When Meta’s Mark Zuckerberg was called to testify before Congress in 2018, he was asked by Senator Orin Hatch how Facebook made money. Zuckerberg’s answer has since become something of a meme: “Senator, we run ads.”
Between July 2018 and April 2022, Meta made at least $30.3 million in ad revenue from networks it removed from its own platforms for engaging in coordinated inauthentic behavior (CIB), data compiled by WIRED shows. Margarita Franklin, head of security communications at Meta, confirmed to WIRED that the company does not return the ad money if a network is taken down. Franklin clarified that some of the money came from adverts that didn’t break the company’s rules, but were published by the same public relations or marketing organizations later banned for participating in CIB operations.

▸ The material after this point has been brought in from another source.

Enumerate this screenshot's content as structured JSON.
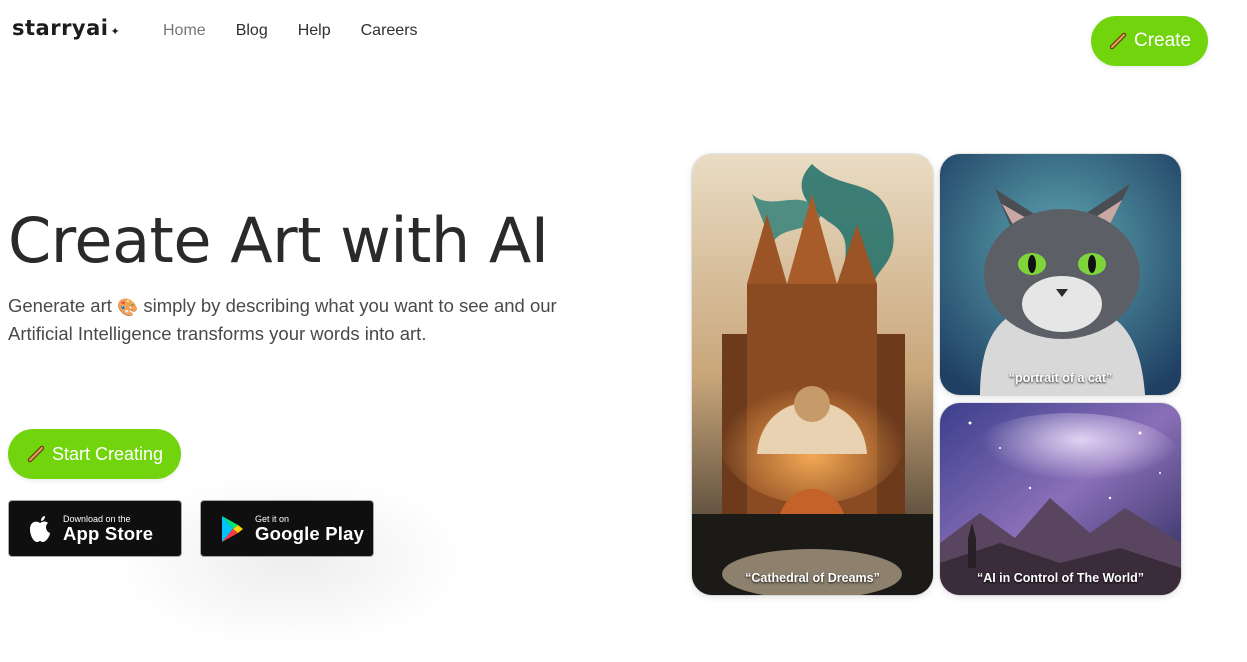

A report from The Wall Street Journal estimates that by the end of 2021, Meta absorbed 17 percent of the money in the global ad market and made $114 billion from advertising. At least some of the money came from ads purchased by networks that violated Meta’s policies and that the company itself has flagged and removed.
“The advertising industry globally is estimated to be about $400 billion to $700 billion,” said Claire Atkin, cofounder of the independent watchdog Check My Ads Institute. “That is a large brush, but nobody knows how big the industry is. Nobody knows what goes on inside of it.”

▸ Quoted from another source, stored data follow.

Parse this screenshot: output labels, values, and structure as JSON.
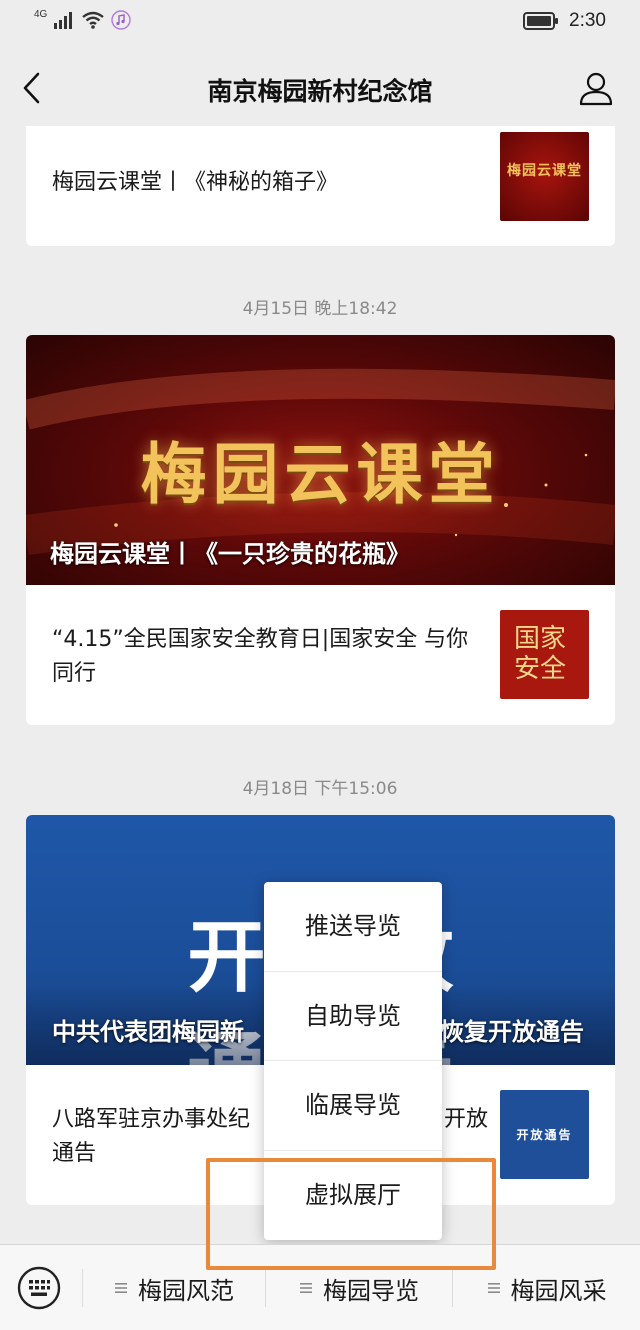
{
  "status_bar": {
    "network": "4G",
    "time": "2:30",
    "icons": [
      "signal-icon",
      "wifi-icon",
      "music-icon",
      "battery-icon"
    ]
  },
  "nav": {
    "title": "南京梅园新村纪念馆",
    "back_icon": "chevron-left-icon",
    "profile_icon": "person-icon"
  },
  "feed": {
    "group0": {
      "item_title": "梅园云课堂丨《神秘的箱子》",
      "thumb_text": "梅园云课堂"
    },
    "group1": {
      "time": "4月15日 晚上18:42",
      "banner_text": "梅园云课堂",
      "banner_caption": "梅园云课堂丨《一只珍贵的花瓶》",
      "item_title": "“4.15”全民国家安全教育日|国家安全 与你同行",
      "thumb_text": "国家安全"
    },
    "group2": {
      "time": "4月18日 下午15:06",
      "banner_text": "开放通告",
      "banner_caption_left": "中共代表团梅园新",
      "banner_caption_right": "恢复开放通告",
      "item_title_left_line1": "八路军驻京办事处纪",
      "item_title_right_line1": "开放",
      "item_title_line2": "通告",
      "thumb_text": "开放通告"
    }
  },
  "popup_menu": {
    "items": [
      "推送导览",
      "自助导览",
      "临展导览",
      "虚拟展厅"
    ]
  },
  "bottom_bar": {
    "keyboard_icon": "keyboard-icon",
    "tabs": [
      "梅园风范",
      "梅园导览",
      "梅园风采"
    ]
  },
  "colors": {
    "background": "#ededed",
    "highlight": "#e8893c",
    "red_banner": "#7a0e0b",
    "blue_banner": "#1d52a0"
  }
}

But Atkin says that part of what makes information, including ads, feel legitimate on social media is the context they appear in. “Facebook, Instagram, WhatsApp, this entire network within our internet experience, is where we connect with our closest friends and family. This is a place on the internet where we share our most intimate emotions about what’s happening in our lives,” Atkin says. “It is our trusted location for connection.”
For nearly four years, Meta has released periodic reports identifying CIB networks of fake accounts and pages that aim to deceive users and, in many cases, push propaganda or disinformation in ways that are designed to look organic and change public opinion. These networks can be run by governments, independent groups, or public relations and marketing companies.
Last year, the company also began addressing what it dubbed “coordinated social harm,” where networks used real accounts as part of their information operations. Nathaniel Gleicher, head of security policy at Meta, announced the changes in a blog post, noting that “threat actors deliberately blur the lines between authentic and inauthentic activities, making more challenging enforcement across our industry.”
This change, however, demonstrates how specific the company’s criteria for CIB is, which means that Meta may not have documented some networks that used other tactics at all. Information operations can sometimes use real accounts, or be run on behalf of a political action committee or LLC, making it more difficult to categorize their behavior as “inauthentic.”
“One tactic that’s been used more frequently, at least since 2016, has been not bots, but actual people that go out and post things,” says Sarah Kay Wiley, a researcher at the Tow Center for Digital Journalism at Columbia University. “The CIB reports from Facebook, they kind of get at it, but it’s really hard to spot.”
Russia accounted for the most ads in networks that Meta identified as CIB and removed. The United States, Ukraine, and Mexico were targeted most frequently, though nearly all of the campaigns targeting Mexico were linked to domestic actors. (Meta’s public documents do not break down how much the company earns by country, only by region.)
More than $22 million of the $30.3 million was spent by just seven networks, the largest of which was a $9.5 million global campaign connected to the right-wing, anti-China media group behind the Epoch Times.